Opportunités : Y a-t-il ceux qui font fortune en silence ?
Au début de l’émergence d’un nouveau système, certaines opportunités permettent souvent aux premiers arrivants de « faire fortune en silence ». Ils récoltent ainsi les premiers bénéfices de la transition.
Par exemple, au début de l’apparition des stablecoins, Tether a vu son volume de transactions multiplié par 100 en un an : dépassant 100 milliards de dollars annuels en 2017, 1 000 milliards en 2020, puis 10 000 milliards en 2024. Autre exemple, lors de la création de Binance, le volume quotidien de transactions a dépassé 100 millions de dollars dès les deux premiers mois, 1 milliard au quatrième mois, et 5 milliards au sixième mois.
Bien sûr, Hong Kong n’a pas encore vu apparaître d’entreprise connaissant une croissance aussi fulgurante, mais cela ne signifie pas qu’aucune entreprise n’ait profité de la première vague de profits.

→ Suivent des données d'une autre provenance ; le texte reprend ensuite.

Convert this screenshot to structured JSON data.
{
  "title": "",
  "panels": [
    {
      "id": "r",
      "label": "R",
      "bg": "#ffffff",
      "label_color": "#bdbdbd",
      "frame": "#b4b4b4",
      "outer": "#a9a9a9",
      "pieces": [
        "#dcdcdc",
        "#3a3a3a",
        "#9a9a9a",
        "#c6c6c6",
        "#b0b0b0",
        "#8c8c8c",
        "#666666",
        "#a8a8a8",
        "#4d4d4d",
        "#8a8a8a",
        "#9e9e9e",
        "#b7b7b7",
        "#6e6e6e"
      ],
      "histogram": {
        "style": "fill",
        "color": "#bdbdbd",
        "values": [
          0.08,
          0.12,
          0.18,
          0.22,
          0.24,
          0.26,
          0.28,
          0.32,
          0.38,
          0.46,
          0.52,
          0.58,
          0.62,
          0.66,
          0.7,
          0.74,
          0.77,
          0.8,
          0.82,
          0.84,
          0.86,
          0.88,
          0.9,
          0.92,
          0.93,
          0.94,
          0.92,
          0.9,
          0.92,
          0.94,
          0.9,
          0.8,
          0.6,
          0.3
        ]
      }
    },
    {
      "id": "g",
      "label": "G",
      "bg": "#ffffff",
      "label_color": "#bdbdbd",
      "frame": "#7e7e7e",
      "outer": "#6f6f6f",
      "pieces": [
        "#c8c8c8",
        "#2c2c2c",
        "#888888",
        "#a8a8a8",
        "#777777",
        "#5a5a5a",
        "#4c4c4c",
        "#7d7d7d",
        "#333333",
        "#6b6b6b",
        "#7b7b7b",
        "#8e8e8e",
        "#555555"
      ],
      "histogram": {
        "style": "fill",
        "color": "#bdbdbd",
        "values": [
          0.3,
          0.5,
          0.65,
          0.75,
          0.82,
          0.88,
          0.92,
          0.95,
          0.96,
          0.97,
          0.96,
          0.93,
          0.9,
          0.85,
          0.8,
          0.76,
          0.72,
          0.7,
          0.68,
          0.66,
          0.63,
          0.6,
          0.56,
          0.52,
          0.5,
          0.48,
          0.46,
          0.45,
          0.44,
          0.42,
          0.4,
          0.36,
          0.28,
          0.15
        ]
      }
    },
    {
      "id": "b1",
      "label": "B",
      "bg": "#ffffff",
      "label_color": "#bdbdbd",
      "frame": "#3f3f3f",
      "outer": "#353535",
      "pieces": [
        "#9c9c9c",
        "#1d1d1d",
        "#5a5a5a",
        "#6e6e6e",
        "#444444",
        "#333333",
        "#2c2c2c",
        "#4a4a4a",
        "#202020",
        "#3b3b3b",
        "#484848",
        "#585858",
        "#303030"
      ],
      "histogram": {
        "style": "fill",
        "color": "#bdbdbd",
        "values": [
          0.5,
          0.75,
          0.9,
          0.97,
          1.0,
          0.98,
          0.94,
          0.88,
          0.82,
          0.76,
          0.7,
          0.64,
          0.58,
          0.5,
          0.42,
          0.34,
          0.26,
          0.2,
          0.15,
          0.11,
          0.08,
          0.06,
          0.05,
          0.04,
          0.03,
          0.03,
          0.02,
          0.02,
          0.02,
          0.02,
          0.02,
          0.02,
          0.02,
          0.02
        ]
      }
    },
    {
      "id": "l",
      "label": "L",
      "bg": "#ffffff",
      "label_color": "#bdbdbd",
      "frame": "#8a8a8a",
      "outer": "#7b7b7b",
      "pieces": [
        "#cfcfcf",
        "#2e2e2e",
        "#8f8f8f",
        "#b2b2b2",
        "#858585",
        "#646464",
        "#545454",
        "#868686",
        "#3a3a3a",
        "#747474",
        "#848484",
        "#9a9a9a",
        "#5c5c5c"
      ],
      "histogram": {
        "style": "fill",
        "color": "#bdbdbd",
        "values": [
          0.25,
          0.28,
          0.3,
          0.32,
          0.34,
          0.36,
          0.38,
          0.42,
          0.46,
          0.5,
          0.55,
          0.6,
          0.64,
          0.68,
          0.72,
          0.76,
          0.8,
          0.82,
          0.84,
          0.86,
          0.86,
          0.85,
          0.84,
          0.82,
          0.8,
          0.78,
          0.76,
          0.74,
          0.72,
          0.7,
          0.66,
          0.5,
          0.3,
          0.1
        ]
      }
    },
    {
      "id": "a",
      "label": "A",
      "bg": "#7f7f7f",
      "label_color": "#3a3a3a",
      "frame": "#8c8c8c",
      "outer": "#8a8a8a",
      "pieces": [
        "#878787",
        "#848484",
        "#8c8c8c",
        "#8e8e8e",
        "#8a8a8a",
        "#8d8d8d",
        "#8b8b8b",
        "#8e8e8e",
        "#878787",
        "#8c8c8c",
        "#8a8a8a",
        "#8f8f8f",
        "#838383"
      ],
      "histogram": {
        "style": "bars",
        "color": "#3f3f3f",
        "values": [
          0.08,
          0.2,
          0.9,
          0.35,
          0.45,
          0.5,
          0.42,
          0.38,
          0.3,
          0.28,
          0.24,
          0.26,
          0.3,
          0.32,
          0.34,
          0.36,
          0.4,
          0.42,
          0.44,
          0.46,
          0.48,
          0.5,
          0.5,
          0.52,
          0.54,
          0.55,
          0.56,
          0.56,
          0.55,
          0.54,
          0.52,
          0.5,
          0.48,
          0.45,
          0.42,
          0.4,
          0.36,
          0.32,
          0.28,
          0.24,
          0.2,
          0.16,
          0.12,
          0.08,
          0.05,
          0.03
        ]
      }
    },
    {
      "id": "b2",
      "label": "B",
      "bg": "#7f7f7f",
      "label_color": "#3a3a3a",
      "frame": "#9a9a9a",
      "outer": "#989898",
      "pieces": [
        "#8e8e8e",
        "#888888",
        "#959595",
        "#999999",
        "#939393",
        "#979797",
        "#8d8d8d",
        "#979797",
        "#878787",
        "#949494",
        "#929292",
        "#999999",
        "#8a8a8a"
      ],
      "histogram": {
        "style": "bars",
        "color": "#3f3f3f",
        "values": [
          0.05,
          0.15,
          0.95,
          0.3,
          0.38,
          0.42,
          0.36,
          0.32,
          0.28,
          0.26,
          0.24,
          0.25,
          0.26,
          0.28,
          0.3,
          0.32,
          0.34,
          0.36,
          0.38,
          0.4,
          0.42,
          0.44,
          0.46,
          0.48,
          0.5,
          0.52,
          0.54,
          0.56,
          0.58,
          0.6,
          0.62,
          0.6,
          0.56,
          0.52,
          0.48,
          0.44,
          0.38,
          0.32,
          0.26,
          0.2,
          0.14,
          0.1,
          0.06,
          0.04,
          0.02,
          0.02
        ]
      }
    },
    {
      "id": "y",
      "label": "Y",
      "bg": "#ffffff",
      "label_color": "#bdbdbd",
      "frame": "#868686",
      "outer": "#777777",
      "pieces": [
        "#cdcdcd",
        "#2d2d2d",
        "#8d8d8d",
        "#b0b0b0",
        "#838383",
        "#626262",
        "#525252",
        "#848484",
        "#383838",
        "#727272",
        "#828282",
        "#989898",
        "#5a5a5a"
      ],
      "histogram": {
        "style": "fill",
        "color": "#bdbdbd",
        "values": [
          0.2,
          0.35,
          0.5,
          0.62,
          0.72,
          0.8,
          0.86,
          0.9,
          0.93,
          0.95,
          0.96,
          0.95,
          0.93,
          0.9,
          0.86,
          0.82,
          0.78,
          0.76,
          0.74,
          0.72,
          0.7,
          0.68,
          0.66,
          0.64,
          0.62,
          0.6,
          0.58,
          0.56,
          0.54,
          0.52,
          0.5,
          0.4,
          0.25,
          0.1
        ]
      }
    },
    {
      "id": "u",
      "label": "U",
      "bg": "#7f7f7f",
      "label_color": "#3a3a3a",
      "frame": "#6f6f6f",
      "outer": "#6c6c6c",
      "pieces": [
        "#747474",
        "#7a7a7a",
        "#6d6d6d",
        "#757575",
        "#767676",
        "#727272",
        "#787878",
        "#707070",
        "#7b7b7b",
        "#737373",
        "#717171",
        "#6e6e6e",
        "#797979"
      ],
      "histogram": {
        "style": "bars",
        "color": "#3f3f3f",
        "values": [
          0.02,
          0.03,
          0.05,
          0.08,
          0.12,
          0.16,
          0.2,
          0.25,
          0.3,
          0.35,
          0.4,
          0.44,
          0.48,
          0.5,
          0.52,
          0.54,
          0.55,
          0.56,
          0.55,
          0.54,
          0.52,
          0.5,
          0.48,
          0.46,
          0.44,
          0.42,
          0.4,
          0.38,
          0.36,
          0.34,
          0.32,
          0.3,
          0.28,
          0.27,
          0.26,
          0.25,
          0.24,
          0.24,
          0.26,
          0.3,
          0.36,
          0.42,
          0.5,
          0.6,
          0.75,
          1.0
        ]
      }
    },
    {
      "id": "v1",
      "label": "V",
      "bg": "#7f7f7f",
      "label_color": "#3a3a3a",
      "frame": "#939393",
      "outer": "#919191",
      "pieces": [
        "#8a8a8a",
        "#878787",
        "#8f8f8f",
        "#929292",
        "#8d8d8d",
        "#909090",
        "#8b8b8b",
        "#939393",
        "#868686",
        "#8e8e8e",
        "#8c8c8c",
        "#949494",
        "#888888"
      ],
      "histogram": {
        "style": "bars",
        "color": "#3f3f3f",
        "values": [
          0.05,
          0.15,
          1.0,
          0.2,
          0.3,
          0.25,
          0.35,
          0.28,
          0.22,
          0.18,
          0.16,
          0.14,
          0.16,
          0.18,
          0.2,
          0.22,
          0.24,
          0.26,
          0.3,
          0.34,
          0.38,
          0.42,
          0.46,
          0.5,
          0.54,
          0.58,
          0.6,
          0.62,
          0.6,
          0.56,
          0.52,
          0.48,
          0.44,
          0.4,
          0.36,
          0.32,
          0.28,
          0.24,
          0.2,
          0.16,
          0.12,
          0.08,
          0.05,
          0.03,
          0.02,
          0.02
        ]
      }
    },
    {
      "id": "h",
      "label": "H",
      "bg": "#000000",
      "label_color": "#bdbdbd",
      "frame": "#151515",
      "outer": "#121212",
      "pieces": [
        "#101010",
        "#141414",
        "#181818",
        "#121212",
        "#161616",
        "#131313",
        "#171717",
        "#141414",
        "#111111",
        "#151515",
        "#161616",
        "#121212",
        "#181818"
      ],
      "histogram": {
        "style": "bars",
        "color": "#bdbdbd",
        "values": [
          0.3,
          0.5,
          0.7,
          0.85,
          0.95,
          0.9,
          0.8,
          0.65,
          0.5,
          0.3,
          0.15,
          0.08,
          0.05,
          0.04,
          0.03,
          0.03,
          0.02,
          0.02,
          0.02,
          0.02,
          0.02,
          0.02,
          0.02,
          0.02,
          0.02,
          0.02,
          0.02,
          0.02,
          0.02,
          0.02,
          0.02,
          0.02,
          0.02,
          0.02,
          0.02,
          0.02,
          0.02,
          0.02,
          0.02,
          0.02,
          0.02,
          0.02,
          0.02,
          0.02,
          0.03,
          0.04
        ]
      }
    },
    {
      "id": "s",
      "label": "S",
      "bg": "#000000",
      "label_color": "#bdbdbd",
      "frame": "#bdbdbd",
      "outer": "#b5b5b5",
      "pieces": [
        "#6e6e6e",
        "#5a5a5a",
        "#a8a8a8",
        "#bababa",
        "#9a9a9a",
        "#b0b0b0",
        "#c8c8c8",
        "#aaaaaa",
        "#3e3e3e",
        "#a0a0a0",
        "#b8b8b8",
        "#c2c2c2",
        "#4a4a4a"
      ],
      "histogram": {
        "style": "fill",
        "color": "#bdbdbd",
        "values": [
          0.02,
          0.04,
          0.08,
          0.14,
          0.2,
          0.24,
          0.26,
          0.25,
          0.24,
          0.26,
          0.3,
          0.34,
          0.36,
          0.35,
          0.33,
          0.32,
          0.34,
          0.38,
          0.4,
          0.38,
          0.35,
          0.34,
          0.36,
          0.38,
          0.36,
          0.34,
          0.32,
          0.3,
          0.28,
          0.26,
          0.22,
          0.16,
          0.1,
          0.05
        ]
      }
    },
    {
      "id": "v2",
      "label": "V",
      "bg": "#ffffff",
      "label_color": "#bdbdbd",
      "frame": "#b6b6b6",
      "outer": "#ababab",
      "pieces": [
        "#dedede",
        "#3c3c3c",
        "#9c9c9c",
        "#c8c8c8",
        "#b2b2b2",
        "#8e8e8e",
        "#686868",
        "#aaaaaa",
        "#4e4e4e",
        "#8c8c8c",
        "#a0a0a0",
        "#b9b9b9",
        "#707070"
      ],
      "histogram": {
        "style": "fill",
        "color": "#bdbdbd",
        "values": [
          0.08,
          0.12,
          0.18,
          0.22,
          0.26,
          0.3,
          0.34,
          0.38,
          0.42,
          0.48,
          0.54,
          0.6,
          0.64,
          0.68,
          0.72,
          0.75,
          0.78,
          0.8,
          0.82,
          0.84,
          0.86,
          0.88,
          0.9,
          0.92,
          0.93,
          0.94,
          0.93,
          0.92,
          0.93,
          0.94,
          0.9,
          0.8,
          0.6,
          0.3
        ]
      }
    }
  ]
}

« Récemment, chaque jour, des institutions financières traditionnelles nous contactent pour discuter de nos activités Crypto. Nous-mêmes essayons de promouvoir nos nouveaux services sur des plateformes comme YouTube ou X, en collaborant avec des influenceurs et des blogueurs influents », affirme un professionnel d’une société de courtage hongkongaise impliquée dans les cryptomonnaies.
« Avec l’ouverture de Hong Kong aux cryptomonnaies, des centaines d’entreprises Web3 s’installent à Hong Kong. Elles ont besoin de conseils juridiques pour comprendre la réglementation, obtenir des licences et développer leurs activités, ce qui crée une forte demande pour certains cabinets d’avocats spécialisés dans la conformité crypto », explique un professionnel du secteur familier avec les cabinets juridiques.
« Chaque entreprise Web3 souhaitant se développer durablement à Hong Kong doit ouvrir un compte bancaire local, générant ainsi de nombreux flux. Cela profite aux banques qui ont anticipé ce besoin, comme ZhongAn Bank », estime un employé d’une bourse crypto réglementée à Hong Kong.
Les opportunités dans l’industrie crypto de Hong Kong ne se limitent pas aux bourses, sociétés de gestion d’actifs ou émetteurs de stablecoins telles que les imagine traditionnellement le public. Les institutions qui fournissent des services de « fournisseurs d’eau » pendant le développement du secteur sont souvent des bénéficiaires majeurs.
Et les entreprises qui font vraiment fortune en silence ne deviennent généralement connues du grand public que plusieurs années plus tard.
La scène crypto de Hong Kong selon différents points de vue
« Pour les natifs crypto, les entreprises crypto réglementées de Hong Kong sont trop lentes à innover, imprégnées d’un esprit bureaucratique voire d’entreprise d’État ; tandis que pour les institutions financières traditionnelles de Hong Kong, les objectifs d’innovation de cette année sont probablement déjà largement dépassés », commente un cadre supérieur d’une bourse crypto réglementée.
Selon les perspectives, l’industrie crypto de Hong Kong présente des visages totalement différents.
Pour les professionnels formés dans la culture crypto et blockchain, habitués à un rythme dicté par le code et la communauté, l’industrie actuelle de Hong Kong, pilotée uniquement par la politique, semble dénuée de l’esprit rebelle d’antan. L’audace innovante est amoindrie, au profit d’une approche prudente et rigoureuse centrée sur la conformité. Beaucoup de natifs crypto ressentent que la réglementation à Hong Kong « ampute » la créativité originelle de la communauté crypto, une réaction de rejet qui les laisse désorientés.
Pour d’autres professionnels habitués au rythme sécurisé et stable de la finance traditionnelle, le rythme d’innovation de la crypto à Hong Kong n’est pas lent, bien au contraire, il progresse de manière ordonnée. Lentement, c’est vite ; vite, c’est lent.
Ceux qui vivent cette transformation doivent simplement s’adapter. Qu’ils l’aiment ou la rejettent, le courant de l’histoire continuera inéluctablement d’avancer.